Here’s the thing about Margaret Wise Brown: She doesn’t do Battle scenes. I haven’t read all of her work, but of the stories I have, this is what makes her stories different. This is why we get to the end and think, “Okay, that story works for its intended audience, but it’s not a typical story. What on earth is she doing here?”

In place of a Battle scene, we have the dining table spread, with Mister Dog at one end and the boy at the other. Garth Williams has depicted the characters sitting at opposite ends of the table, which presents a certain kind of opposition in the illustration. We often see this exact scene on TV and film, where two characters in serious conflict sit as far away as possible, each at the other end of a long table.

But the Battle scene in Mister Dog is instead a corporeal scene in which two characters eat their dinners:

He chewed it up and swallowed it into his fat little stomach.

In a fairy tale, that same sentence may occur in the Battle scene but the circumstances would be quite different: The baddie has captured the goodie and eaten them up, say. Margaret Wise Brown is drawing on the long tradition of fairy tales to create her proxy Battle scene, with a ‘chewing’ and ‘swallowing’ ‘big struggle’ which is no such thing. The verbs ‘chewing’ and ‘swallowing’ are quite violent in their own way. Normally when characters eat something, we don’t get the gory details.

This is fascinating. Few picture book writers avoid the Battle scene altogether. There are plenty of benign big struggles in cosy picture books, but few as non-confrontational as this one.

This non-conformity to traditional story structure is the reason we know Margaret Wise Brown stories are… odd:

“I’ve decided to take my next book in a slightly different direction. Picture this.

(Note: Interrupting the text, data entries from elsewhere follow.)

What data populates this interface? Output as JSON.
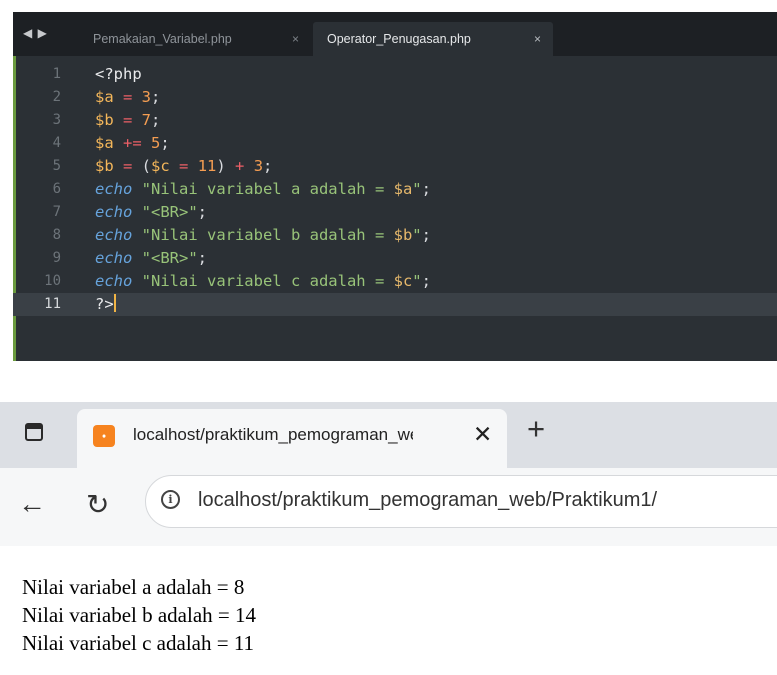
{
  "editor": {
    "nav_arrows": "◀ ▶",
    "tabs": [
      {
        "label": "Pemakaian_Variabel.php",
        "close": "×"
      },
      {
        "label": "Operator_Penugasan.php",
        "close": "×"
      }
    ],
    "line_numbers": [
      "1",
      "2",
      "3",
      "4",
      "5",
      "6",
      "7",
      "8",
      "9",
      "10",
      "11"
    ],
    "code": {
      "l1": {
        "tag": "<?php"
      },
      "l2": {
        "var": "$a",
        "op": " = ",
        "num": "3",
        "end": ";"
      },
      "l3": {
        "var": "$b",
        "op": " = ",
        "num": "7",
        "end": ";"
      },
      "l4": {
        "var": "$a",
        "op": " += ",
        "num": "5",
        "end": ";"
      },
      "l5": {
        "var1": "$b",
        "op1": " = ",
        "paren1": "(",
        "var2": "$c",
        "op2": " = ",
        "num1": "11",
        "paren2": ")",
        "op3": " + ",
        "num2": "3",
        "end": ";"
      },
      "l6": {
        "kw": "echo",
        "str": " \"Nilai variabel a adalah = ",
        "ivar": "$a",
        "str2": "\"",
        "end": ";"
      },
      "l7": {
        "kw": "echo",
        "str": " \"<BR>\"",
        "end": ";"
      },
      "l8": {
        "kw": "echo",
        "str": " \"Nilai variabel b adalah = ",
        "ivar": "$b",
        "str2": "\"",
        "end": ";"
      },
      "l9": {
        "kw": "echo",
        "str": " \"<BR>\"",
        "end": ";"
      },
      "l10": {
        "kw": "echo",
        "str": " \"Nilai variabel c adalah = ",
        "ivar": "$c",
        "str2": "\"",
        "end": ";"
      },
      "l11": {
        "tag": "?>"
      }
    }
  },
  "browser": {
    "tab_title": "localhost/praktikum_pemograman_web",
    "tab_close": "✕",
    "new_tab": "+",
    "favicon": "ꞏ",
    "url": "localhost/praktikum_pemograman_web/Praktikum1/",
    "output": [
      "Nilai variabel a adalah = 8",
      "Nilai variabel b adalah = 14",
      "Nilai variabel c adalah = 11"
    ]
  },
  "icons": {
    "back": "arrow-left-icon",
    "reload": "reload-icon",
    "info": "info-icon",
    "sidebar": "sidebar-icon",
    "favicon": "xampp-icon"
  },
  "colors": {
    "editor_bg": "#2b3035",
    "keyword": "#66a3dc",
    "string": "#98c379",
    "number": "#f49d52",
    "operator": "#ec5f67",
    "variable": "#f3b65a"
  }
}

A hairy, Republican nudist – no, it’s okay, stay with me – convinces a little homeless boy to come and sleep with him. It has a wonderful moral.”

Perhaps not. Nevertheless, that’s more or less what happens in Mister Dog, surely one of the most peculiar picture story books in existence.

Dad Reads

Some storytellers break the Battle scene down into further parts (build-up, big struggle, aftermath, and similar). On reflection, I believe the scene of Mister Dog and the boy at the butcher is a prelude to the dinner table scene, in which eating is the big struggle.

Mister Dog butcher

(But hey, have you ever seen such paltry wares at the butcher?)

ANAGNORISIS

Crispin’s Crispin was a conservative. He liked everything at the right time—

So begins the clean-up after the non-Battle. This is another unusual page to place near the end of a story, when the drama should be wrapping up. We’re still learning new things about Mister Dog when ordinarily, in a more classic story structure, Mister Dog has been through a near death experience and has learned something about himself.

In short, Margaret Wise Brown has continued to list things about Mister Dog for the reader as a proxy for the typical Anagnorisis.

This fits the story, in its own logical way. Mister Dog knows who he is and what he wants, and that is the entire point. That is the stand-out feature of his temperament.

NEW SITUATION

Dog and Boy go to bed. They’re happy because they each have control of their own dreams. This is a version of ‘And they both lived happily ever after’.

RESONANCE

Contemporary children’s books starring anthropomorphised animals tend to steer clear of the uncomfortable reality that some kinds of animals (ie. humans) keep other animals as house slaves, or pets. Mister Dog and Orlando Keeps A Dog were both using this reality to laugh at the situation.

We now have plenty of children’s stories about being your own person (or animal) beholden to no one, believing in yourself. This was also a central message of Mister Dog. And I’ve no doubt Margaret Wise herself lived and died by that philosophy.